Der nächste Stopp galt der Gold Reef City, wo man in eine ehemalige Goldmine hinunter steigen kann sowie angeblich viel über Förderung des Erzes lernt. Uns stiess die Chilbi-Atmosphäre jedoch so ab, dass wir gar nicht erst in den Park gingen. Riesenräder, Tütschibahnen und weitere sogenannte Attraktionen vermochten uns nicht anzuziehen. Disney-Land in einer ehemaligen Goldmine - es geht auch ohne.
In der ehemaligen Hauptstadt war nicht viel los, ausser einigen älteren Häusern war nichts mehr von der einstigen Grösse zu sehen.Wir begnügten uns mit einem Spaziergang durch die Haupt-Einkaufsstrasse, wo ein Coiffeursalon mit seiner allmächtigen Schutzherrschaft um Kunden warb. Der Coiffeur kann jede erdenkliche Hilfe gebrauchen, wenn er die kunstvollen Frisuren auf die Köpfe der Kunden und Kundinnen zaubert. Viele Frauen glätten ihre Haare, ihr natürlichen Locken sehen nicht genug westlich aus. Bei uns geben viele Kundinnen viel Geld aus, um ihre glatten Haare mit ebensolchen zu verziehren. Hans im Schnäggeloch lässt grüssen!

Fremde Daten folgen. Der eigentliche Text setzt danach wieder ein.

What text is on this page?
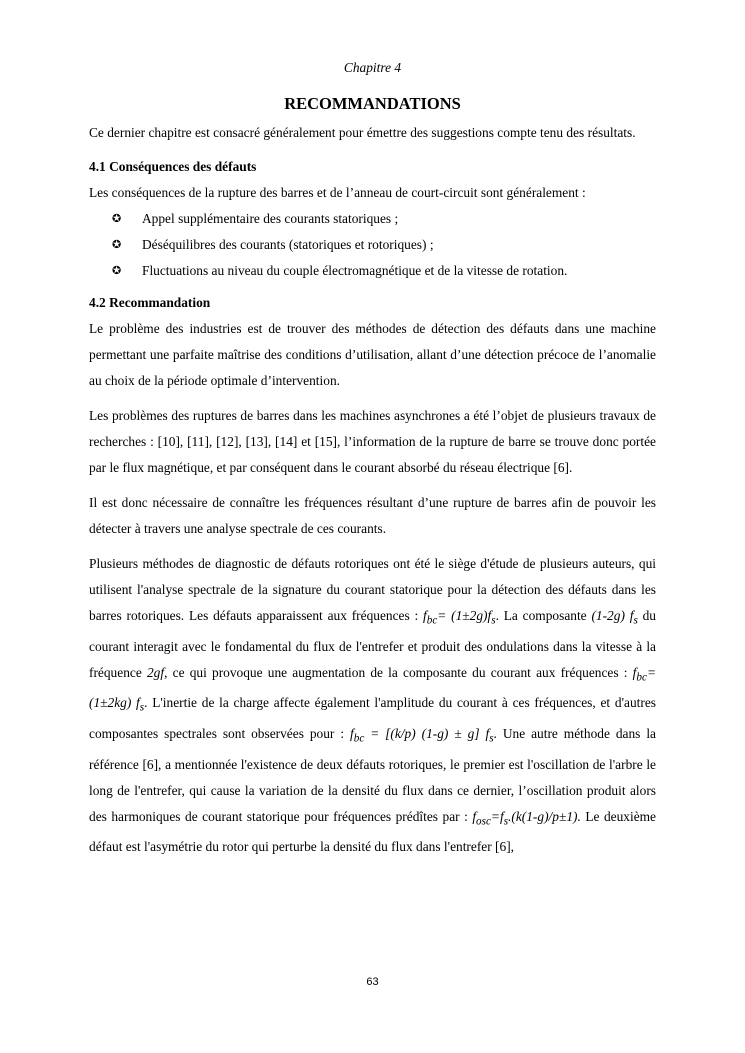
Chapitre 4
RECOMMANDATIONS

Ce dernier chapitre est consacré généralement pour émettre des suggestions compte tenu des résultats.

4.1 Conséquences des défauts

Les conséquences de la rupture des barres et de l’anneau de court-circuit sont généralement :

✪ Appel supplémentaire des courants statoriques ;
✪ Déséquilibres des courants (statoriques et rotoriques) ;
✪ Fluctuations au niveau du couple électromagnétique et de la vitesse de rotation.
4.2 Recommandation

Le problème des industries est de trouver des méthodes de détection des défauts dans une machine permettant une parfaite maîtrise des conditions d’utilisation, allant d’une détection précoce de l’anomalie au choix de la période optimale d’intervention.

Les problèmes des ruptures de barres dans les machines asynchrones a été l’objet de plusieurs travaux de recherches : [10], [11], [12], [13], [14] et [15], l’information de la rupture de barre se trouve donc portée par le flux magnétique, et par conséquent dans le courant absorbé du réseau électrique [6].

Il est donc nécessaire de connaître les fréquences résultant d’une rupture de barres afin de pouvoir les détecter à travers une analyse spectrale de ces courants.

Plusieurs méthodes de diagnostic de défauts rotoriques ont été le siège d'étude de plusieurs auteurs, qui utilisent l'analyse spectrale de la signature du courant statorique pour la détection des défauts dans les barres rotoriques. Les défauts apparaissent aux fréquences : $f_{bc}= (1\pm 2g)f_s$. La composante (1-2g) $f_s$ du courant interagit avec le fondamental du flux de l'entrefer et produit des ondulations dans la vitesse à la fréquence 2gf, ce qui provoque une augmentation de la composante du courant aux fréquences : $f_{bc}= (1\pm 2kg)$ $f_s$. L'inertie de la charge affecte également l'amplitude du courant à ces fréquences, et d'autres composantes spectrales sont observées pour : $f_{bc} = [(k/p) (1-g) \pm g]$ $f_s$. Une autre méthode dans la référence [6], a mentionnée l'existence de deux défauts rotoriques, le premier est l'oscillation de l'arbre le long de l'entrefer, qui cause la variation de la densité du flux dans ce dernier, l’oscillation produit alors des harmoniques de courant statorique pour fréquences prédîtes par : $f_{osc}=f_s.(k(1-g)/p\pm 1)$. Le deuxième défaut est l'asymétrie du rotor qui perturbe la densité du flux dans l'entrefer [6],

63
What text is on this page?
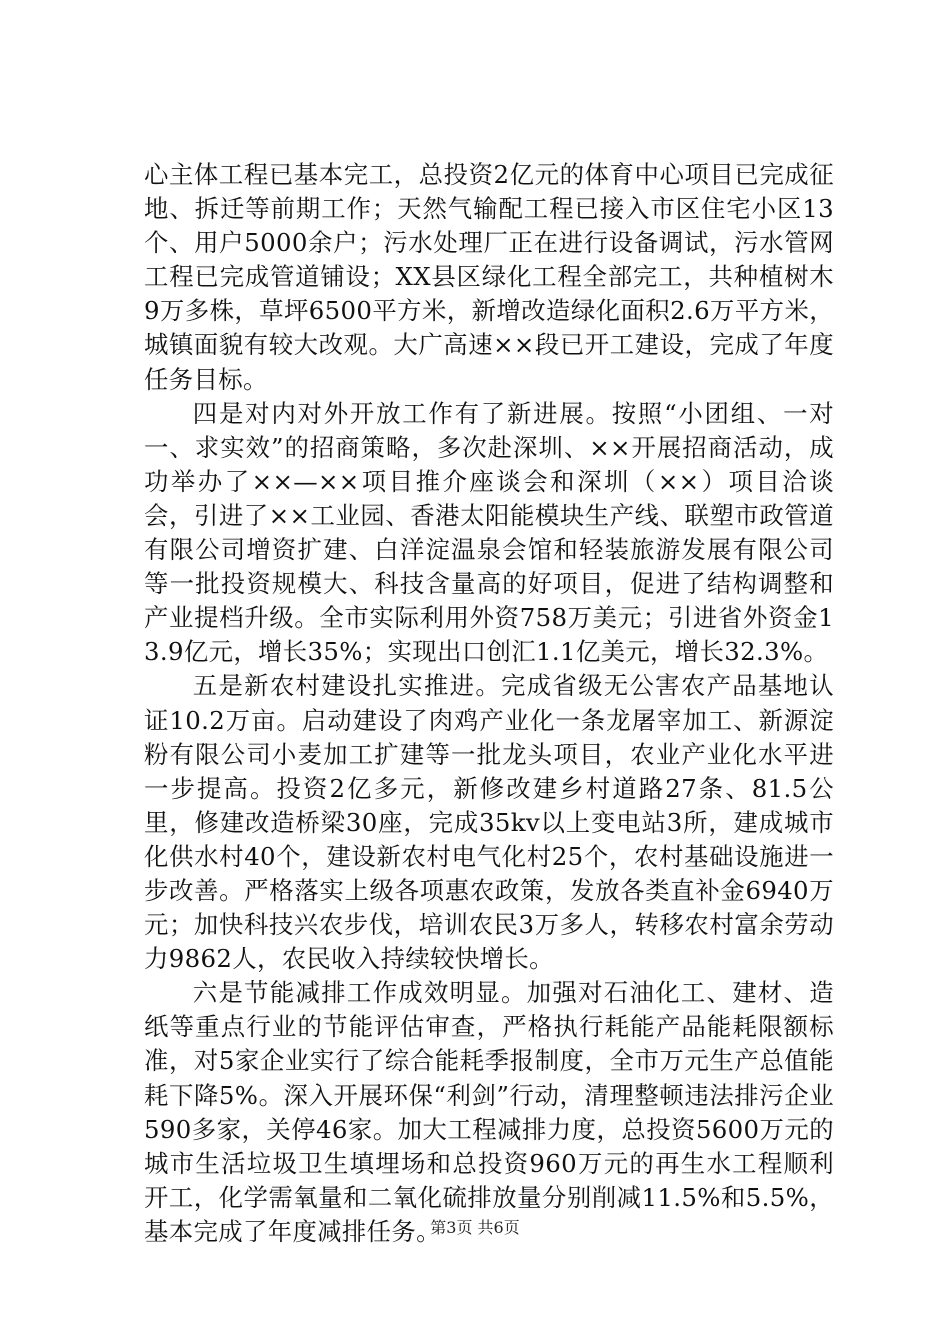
心主体工程已基本完工，总投资2亿元的体育中心项目已完成征地、拆迁等前期工作；天然气输配工程已接入市区住宅小区13个、用户5000余户；污水处理厂正在进行设备调试，污水管网工程已完成管道铺设；XX县区绿化工程全部完工，共种植树木9万多株，草坪6500平方米，新增改造绿化面积2.6万平方米，城镇面貌有较大改观。大广高速××段已开工建设，完成了年度任务目标。

四是对内对外开放工作有了新进展。按照“小团组、一对一、求实效”的招商策略，多次赴深圳、××开展招商活动，成功举办了××—××项目推介座谈会和深圳（××）项目洽谈会，引进了××工业园、香港太阳能模块生产线、联塑市政管道有限公司增资扩建、白洋淀温泉会馆和轻装旅游发展有限公司等一批投资规模大、科技含量高的好项目，促进了结构调整和产业提档升级。全市实际利用外资758万美元；引进省外资金13.9亿元，增长35%；实现出口创汇1.1亿美元，增长32.3%。

五是新农村建设扎实推进。完成省级无公害农产品基地认证10.2万亩。启动建设了肉鸡产业化一条龙屠宰加工、新源淀粉有限公司小麦加工扩建等一批龙头项目，农业产业化水平进一步提高。投资2亿多元，新修改建乡村道路27条、81.5公里，修建改造桥梁30座，完成35kv以上变电站3所，建成城市化供水村40个，建设新农村电气化村25个，农村基础设施进一步改善。严格落实上级各项惠农政策，发放各类直补金6940万元；加快科技兴农步伐，培训农民3万多人，转移农村富余劳动力9862人，农民收入持续较快增长。

六是节能减排工作成效明显。加强对石油化工、建材、造纸等重点行业的节能评估审查，严格执行耗能产品能耗限额标准，对5家企业实行了综合能耗季报制度，全市万元生产总值能耗下降5%。深入开展环保“利剑”行动，清理整顿违法排污企业590多家，关停46家。加大工程减排力度，总投资5600万元的城市生活垃圾卫生填埋场和总投资960万元的再生水工程顺利开工，化学需氧量和二氧化硫排放量分别削减11.5%和5.5%，基本完成了年度减排任务。

第3页 共6页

Der geneigte Kunde und die Kundin kann aus einer Vielzahl von Frisuren auswählen. Diese werden anschliessend kunstvoll gezaubert. Meine kurzen Haare eigneten sich zum Glück nicht für diese Art der Verschönerung. Auch mit längeren Haaren hätte ich vermutlich darauf verzichtet. Wenn ich so in der Schweiz rumlaufen würde, wäre die Einweisung in die Klinik wohl nicht weit weg.
Dieses Geschäft bot allerlei Kleider zum Kauf an. Ich vermute, dass die Werbung in einer lokalen Sprache etwas anderes bedeutet, als in English. Wer will schon Crap kaufen?
Der heutige Tag war leider eine leichte Enttäuschung, zumindest was die Sehenswürdigkeiten betrifft. Das Sommerwetter entschädigte uns aber voll und ganz.